Estranhei a diligência, a pressa e, palpita-me, a alegria com que as autoridades portuguesas divulgaram duas passagens, a 160 quilómetros da costa portuguesa, de bombardeiros russos e o envio, por ordem da NATO, de caças F-16 nacionais para os vigiarem.
Os testes que Putin mandou fazer à velocidade de resposta das forças ocidentais nada intencionam de bom, é claro, mas o espalhafato feito com este e outros incidentes recentes contrasta com o tradicional secretismo que a Aliança Atlântica impõe a estes assuntos.
Conta a história que o presidente norte-americano, Dwight Eisenhower, um republicano crítico dos défices do Estado, atrapalhado com uma economia anémica, gastou dinheiro dos contribuintes em obras públicas como nem o despesista Franklin Roosevelt, em tempo de paz, fez com o seu New Deal.
O truque político de Eisenhower para aprovar investimentos gigantescos foi justificá-los como essenciais à segurança nacional.
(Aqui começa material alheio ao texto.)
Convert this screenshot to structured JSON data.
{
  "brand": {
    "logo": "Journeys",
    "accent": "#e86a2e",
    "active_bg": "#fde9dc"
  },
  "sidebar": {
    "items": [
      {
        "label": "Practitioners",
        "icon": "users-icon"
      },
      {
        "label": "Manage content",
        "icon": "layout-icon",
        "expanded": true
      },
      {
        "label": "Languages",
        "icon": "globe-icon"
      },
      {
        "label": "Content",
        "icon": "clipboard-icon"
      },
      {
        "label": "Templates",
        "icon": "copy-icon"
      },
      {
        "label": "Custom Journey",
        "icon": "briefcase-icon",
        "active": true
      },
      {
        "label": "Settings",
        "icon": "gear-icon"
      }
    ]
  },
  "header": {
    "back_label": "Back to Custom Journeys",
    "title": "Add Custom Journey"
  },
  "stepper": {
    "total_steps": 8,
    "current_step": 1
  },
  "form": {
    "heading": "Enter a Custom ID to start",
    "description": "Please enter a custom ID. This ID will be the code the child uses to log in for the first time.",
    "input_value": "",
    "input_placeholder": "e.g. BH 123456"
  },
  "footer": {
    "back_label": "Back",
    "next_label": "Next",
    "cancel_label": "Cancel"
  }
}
Em 1956 mandou cobrir o país com uma rede de asfalto chamada “Autoestrada de Defesa Nacional”, apresentada como um meio de transportar abastecimentos caso a União Soviética atacasse a América. E quando os russos, em 1957, mandaram o Sputnik lançar terríveis “bips” do espaço sideral contra indefesos aparelhos de radioamadores ocidentais, a NASA conseguiu a dotação orçamental anual de 18,7 mil milhões de dólares, acrescentados a 20 mil milhões para o Pentágono pagar satélites e foguetões militares.
Ter um ambiente de Guerra Fria em tempo de crise económica pode mesmo ser coisa que alguns dirigentes do mundo, secretamente, desejam. Já imagino o nosso Passos Coelho a defender junto da senhora Merkel a flexibilização do défice para comprar um cacho de aviões que possa assustar, a sério, os russos. Ou virar-se para Obama a lembrar a utilidade da base das Lajes. Paulo Portas até pode exigir mais submarinos e António Costa é homem para criticar o governo por não lançar um programa de construção de linhas férreas e aeroportos que reforce a posição estratégica do país no quadro da NATO.
Nesta União Europeia aflita nem estranharia que os mais convictos defensores da austeridade aproveitem a ameaça russa e, tal como Eisenhower, decidam subsidiar investimentos “estratégicos” em armas, energia, telecomunicações, palha para burros ou qualquer coisa que faça subir o PIB europeu. Quem sabe até se, nos corredores da Comissão Europeia, já ecoe o grito: “Vêm aí os russos. Viva!”.
Acontece que Eisenhower, arrependido, saiu da presidência norte-americana a discursar contra o perigo que o “complexo militar-industrial” (sic) representava para a democracia e para a liberdade... Pois, ele lá sabia porquê.